Solving the ODE $x''=\frac{1}{3x}$ I am studying ODE and I just started learning about second order ODE. The question I'm trying to solve is somewhat of a physics problem (but a very simple physics, the hard part is the ODE involved). It is $$x'' = \frac{1}{3x}.$$ Considering $x(t)$ as the distance between two bodies ($x'(t)$ is the velocity) I am giving the initial conditions : $x(0)=4,x'(0)=v(0)=-2$. I whish to find the value of $x(t)$ s.t $x'(t)=0$ (i.e _where_ $v(t)=0$) and when does this happen (i.e find t s.t $v(t)=0$).
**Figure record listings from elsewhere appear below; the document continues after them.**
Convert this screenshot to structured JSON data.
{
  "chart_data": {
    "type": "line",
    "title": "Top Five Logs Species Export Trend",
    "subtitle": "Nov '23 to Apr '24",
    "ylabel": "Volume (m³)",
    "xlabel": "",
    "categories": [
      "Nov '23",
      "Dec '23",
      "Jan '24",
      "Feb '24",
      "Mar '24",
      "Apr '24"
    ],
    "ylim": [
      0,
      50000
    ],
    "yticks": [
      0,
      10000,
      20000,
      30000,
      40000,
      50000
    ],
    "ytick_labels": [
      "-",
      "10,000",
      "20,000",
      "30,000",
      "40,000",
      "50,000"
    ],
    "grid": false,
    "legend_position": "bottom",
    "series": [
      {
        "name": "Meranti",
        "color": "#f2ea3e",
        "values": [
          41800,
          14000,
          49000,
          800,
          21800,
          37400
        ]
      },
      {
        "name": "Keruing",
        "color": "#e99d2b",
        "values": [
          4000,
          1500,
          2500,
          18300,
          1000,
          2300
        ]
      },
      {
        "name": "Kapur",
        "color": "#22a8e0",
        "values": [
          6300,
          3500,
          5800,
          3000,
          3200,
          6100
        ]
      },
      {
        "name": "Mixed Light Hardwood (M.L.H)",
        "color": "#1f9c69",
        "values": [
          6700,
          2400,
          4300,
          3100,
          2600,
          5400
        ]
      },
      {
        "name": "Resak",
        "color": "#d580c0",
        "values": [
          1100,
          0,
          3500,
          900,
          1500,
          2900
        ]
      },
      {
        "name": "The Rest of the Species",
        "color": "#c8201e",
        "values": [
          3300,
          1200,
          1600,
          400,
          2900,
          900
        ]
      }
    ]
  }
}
I would appriciate any help on this, I didn't really try anything because I don't know how to proceed.

Let me just expand on the answers that Peter and GEdgar have posted, which show that

$$ \frac{3}{2} v^2 = \log x + C. $$

We can get some mileage out of this expression, especially given the questions you ask about the ODE. Given that $x(0) = 4$ and $v(0) = -2$, we can find the value of $C$:

$$ \begin{align*} \frac{3}{2} (-2)^2 &= \log 4 + C \\\ C &= 6 - \log 4. \end{align*} $$

Moreover, we can use the equation to find $x$ such that $v = 0$:

$$ \begin{align*} \frac{3}{2} (0)^2 &= \log x + (6 - \log 4) \\\ \log x &= -6 + \log 4\\\ x &= \exp(-6 + \log 4)\\\ &= 4e^{-6}. \end{align*} $$

What I can't do is find the corresponding time ($t$) value, but perhaps $x$ is sufficient for your purposes.

Hope this helps!